« Deux hommes montèrent au Temple pour prier ». Quand ils rentrèrent chez eux, l’un était « devenu juste » et l’autre, non. Jésus a tranché comme un juge. Il prend acte des deux prières. Le pharisien a dit la vérité (selon la Loi, il n’est ni voleur ni adultère), mais il ne veut pas faire toute la vérité ; il ne veut pas que Dieu la fasse en lui. Son action de grâce s’est repliée sur elle-même ; elle montre qu’il est menteur. De son côté, le publicain a été tout entier dans sa supplication. Il a reconnu son péché, sans loucher sur celui des autres. Jésus y a vu l’œuvre du pardon de Dieu, qui seul peut rendre juste.
Le pharisien a pris la Loi pour maître. Il l’observe à la lettre, mais ce n’est pas pour plaire à Dieu ; c’est pour se faire valoir et pour juger les autres. Au Temple, il tient son regard tourné vers le ciel, mais rien ne lui échappe. Le publicain qui est entré et qui reste à distance, il le méprise. Collaborateur des romains au service des impôts, il est forcément malhonnête. D’ailleurs, quand il prie, il n’ose même pas lever les yeux. Il se frappe la poitrine, et il y a de quoi !
« Mon Dieu, je te rends grâce… » Les autres Te bénissent parce qu’ils ont reçu de Toi des dons qu’ils ne méritent pas. Moi, j’ai une bonne raison de rendre grâce : « je ne suis pas comme » eux. Ils demandent pardon parce qu’ils sont pécheurs. Moi, je me glorifie parce que je suis juste. Je n’ai rien à te demander, rien qu’un peu de reconnaissance. Dans cette caricature de prière, le moi du pharisien a pris toute la place. Il s’est mis à la place de Dieu, qui seul est juste et saint.
Autant le pharisien est convaincu de son bon droit, autant le publicain avoue qu’il est indigne. C’est ce qui fait la force de son cri : « Mon Dieu, prends pitié du pécheur que je suis ». Il ne se redresse pas lui-même, il n’enfle pas la voix, mais sa supplication va traverser les cieux car elle est pure de toute prétention. Quand un pauvre a crié, Dieu l’écoute et le sauve. La foi du publicain s’accorde avec le psaume de ce dimanche.

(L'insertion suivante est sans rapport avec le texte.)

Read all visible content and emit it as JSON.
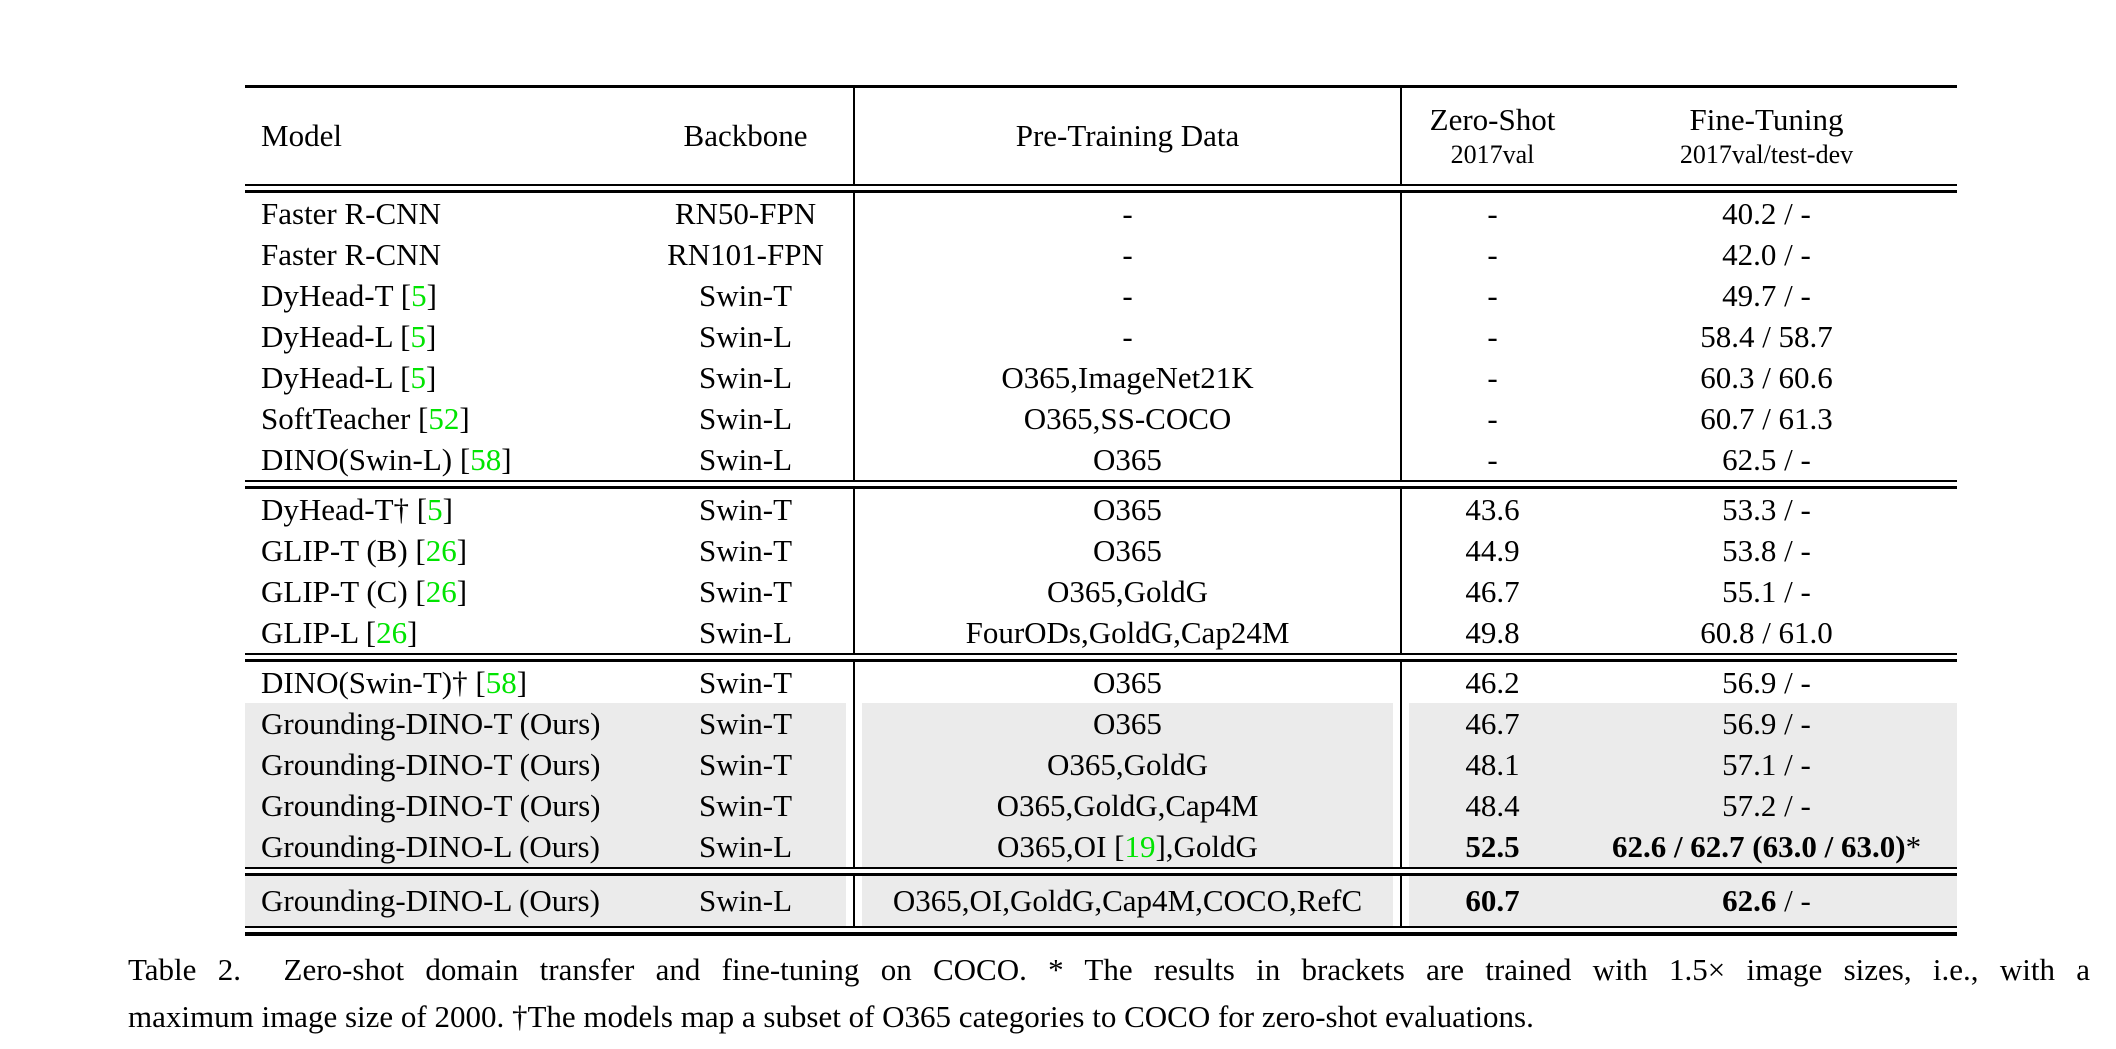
{
  "colors": {
    "cite_green": "#00e400",
    "row_shade": "#ebebeb"
  },
  "table": {
    "header": {
      "model": "Model",
      "backbone": "Backbone",
      "pretrain": "Pre-Training Data",
      "zeroshot_top": "Zero-Shot",
      "zeroshot_sub": "2017val",
      "finetune_top": "Fine-Tuning",
      "finetune_sub": "2017val/test-dev"
    },
    "groups": [
      {
        "rows": [
          {
            "model_pre": "Faster R-CNN",
            "model_cite": "",
            "model_post": "",
            "backbone": "RN50-FPN",
            "pre_pre": "-",
            "pre_cite": "",
            "pre_post": "",
            "zs": "-",
            "zs_bold": false,
            "ft_bold": "",
            "ft_reg": "40.2 / -",
            "shaded": false
          },
          {
            "model_pre": "Faster R-CNN",
            "model_cite": "",
            "model_post": "",
            "backbone": "RN101-FPN",
            "pre_pre": "-",
            "pre_cite": "",
            "pre_post": "",
            "zs": "-",
            "zs_bold": false,
            "ft_bold": "",
            "ft_reg": "42.0 / -",
            "shaded": false
          },
          {
            "model_pre": "DyHead-T [",
            "model_cite": "5",
            "model_post": "]",
            "backbone": "Swin-T",
            "pre_pre": "-",
            "pre_cite": "",
            "pre_post": "",
            "zs": "-",
            "zs_bold": false,
            "ft_bold": "",
            "ft_reg": "49.7 / -",
            "shaded": false
          },
          {
            "model_pre": "DyHead-L [",
            "model_cite": "5",
            "model_post": "]",
            "backbone": "Swin-L",
            "pre_pre": "-",
            "pre_cite": "",
            "pre_post": "",
            "zs": "-",
            "zs_bold": false,
            "ft_bold": "",
            "ft_reg": "58.4 / 58.7",
            "shaded": false
          },
          {
            "model_pre": "DyHead-L [",
            "model_cite": "5",
            "model_post": "]",
            "backbone": "Swin-L",
            "pre_pre": "O365,ImageNet21K",
            "pre_cite": "",
            "pre_post": "",
            "zs": "-",
            "zs_bold": false,
            "ft_bold": "",
            "ft_reg": "60.3 / 60.6",
            "shaded": false
          },
          {
            "model_pre": "SoftTeacher [",
            "model_cite": "52",
            "model_post": "]",
            "backbone": "Swin-L",
            "pre_pre": "O365,SS-COCO",
            "pre_cite": "",
            "pre_post": "",
            "zs": "-",
            "zs_bold": false,
            "ft_bold": "",
            "ft_reg": "60.7 / 61.3",
            "shaded": false
          },
          {
            "model_pre": "DINO(Swin-L) [",
            "model_cite": "58",
            "model_post": "]",
            "backbone": "Swin-L",
            "pre_pre": "O365",
            "pre_cite": "",
            "pre_post": "",
            "zs": "-",
            "zs_bold": false,
            "ft_bold": "",
            "ft_reg": "62.5 / -",
            "shaded": false
          }
        ]
      },
      {
        "rows": [
          {
            "model_pre": "DyHead-T† [",
            "model_cite": "5",
            "model_post": "]",
            "backbone": "Swin-T",
            "pre_pre": "O365",
            "pre_cite": "",
            "pre_post": "",
            "zs": "43.6",
            "zs_bold": false,
            "ft_bold": "",
            "ft_reg": "53.3 / -",
            "shaded": false
          },
          {
            "model_pre": "GLIP-T (B) [",
            "model_cite": "26",
            "model_post": "]",
            "backbone": "Swin-T",
            "pre_pre": "O365",
            "pre_cite": "",
            "pre_post": "",
            "zs": "44.9",
            "zs_bold": false,
            "ft_bold": "",
            "ft_reg": "53.8 / -",
            "shaded": false
          },
          {
            "model_pre": "GLIP-T (C) [",
            "model_cite": "26",
            "model_post": "]",
            "backbone": "Swin-T",
            "pre_pre": "O365,GoldG",
            "pre_cite": "",
            "pre_post": "",
            "zs": "46.7",
            "zs_bold": false,
            "ft_bold": "",
            "ft_reg": "55.1 / -",
            "shaded": false
          },
          {
            "model_pre": "GLIP-L [",
            "model_cite": "26",
            "model_post": "]",
            "backbone": "Swin-L",
            "pre_pre": "FourODs,GoldG,Cap24M",
            "pre_cite": "",
            "pre_post": "",
            "zs": "49.8",
            "zs_bold": false,
            "ft_bold": "",
            "ft_reg": "60.8 / 61.0",
            "shaded": false
          }
        ]
      },
      {
        "rows": [
          {
            "model_pre": "DINO(Swin-T)† [",
            "model_cite": "58",
            "model_post": "]",
            "backbone": "Swin-T",
            "pre_pre": "O365",
            "pre_cite": "",
            "pre_post": "",
            "zs": "46.2",
            "zs_bold": false,
            "ft_bold": "",
            "ft_reg": "56.9 / -",
            "shaded": false
          },
          {
            "model_pre": "Grounding-DINO-T (Ours)",
            "model_cite": "",
            "model_post": "",
            "backbone": "Swin-T",
            "pre_pre": "O365",
            "pre_cite": "",
            "pre_post": "",
            "zs": "46.7",
            "zs_bold": false,
            "ft_bold": "",
            "ft_reg": "56.9 / -",
            "shaded": true
          },
          {
            "model_pre": "Grounding-DINO-T (Ours)",
            "model_cite": "",
            "model_post": "",
            "backbone": "Swin-T",
            "pre_pre": "O365,GoldG",
            "pre_cite": "",
            "pre_post": "",
            "zs": "48.1",
            "zs_bold": false,
            "ft_bold": "",
            "ft_reg": "57.1 / -",
            "shaded": true
          },
          {
            "model_pre": "Grounding-DINO-T (Ours)",
            "model_cite": "",
            "model_post": "",
            "backbone": "Swin-T",
            "pre_pre": "O365,GoldG,Cap4M",
            "pre_cite": "",
            "pre_post": "",
            "zs": "48.4",
            "zs_bold": false,
            "ft_bold": "",
            "ft_reg": "57.2 / -",
            "shaded": true
          },
          {
            "model_pre": "Grounding-DINO-L (Ours)",
            "model_cite": "",
            "model_post": "",
            "backbone": "Swin-L",
            "pre_pre": "O365,OI [",
            "pre_cite": "19",
            "pre_post": "],GoldG",
            "zs": "52.5",
            "zs_bold": true,
            "ft_bold": "62.6 / 62.7 (63.0 / 63.0)",
            "ft_reg": "*",
            "shaded": true
          }
        ]
      },
      {
        "rows": [
          {
            "model_pre": "Grounding-DINO-L (Ours)",
            "model_cite": "",
            "model_post": "",
            "backbone": "Swin-L",
            "pre_pre": "O365,OI,GoldG,Cap4M,COCO,RefC",
            "pre_cite": "",
            "pre_post": "",
            "zs": "60.7",
            "zs_bold": true,
            "ft_bold": "62.6",
            "ft_reg": " / -",
            "shaded": true
          }
        ]
      }
    ]
  },
  "caption": {
    "line1": "Table 2.  Zero-shot domain transfer and fine-tuning on COCO. * The results in brackets are trained with 1.5× image sizes, i.e., with a",
    "line2": "maximum image size of 2000. †The models map a subset of O365 categories to COCO for zero-shot evaluations."
  }
}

A chaque Eucharistie, nous nous reconnaissons pécheurs et nous implorons le pardon de Dieu. Il n’y a pas d’autre chemin pour communier au Corps du Christ et pour entrer dans son action de grâce et sa mission. Comme Saint Paul, ce grand pharisien converti, fier, lui aussi, d’observer la Loi et sûr de sa justice. Il approuvait quand on a lapidé Étienne. Sur le chemin de Damas, le Seigneur l’a saisi pour qu’il soit son témoin au milieu des nations païennes. Il s’est laissé saisir et il est devenu l’un des premiers par qui la foi nous a été transmise. En cheminant vers la fête de la TOUSSAINT, entendons-le nous redire comme à Timothée : « Je suis déjà offert en sacrifice…J’ai mené le bon combat… j’ai gardé la foi. Je n’ai plus qu’à recevoir la couronne de justice : le Seigneur, le juste juge, me la remettra en ce jour-là » (Tm 4,6-8). A notre tour, laissons-nous renouveler dans notre manière de prier pour que l’Évangile mette en nous le désir de rejoindre le Christ dans le sein du Père. De le rejoindre avec tous nos frères les Saints.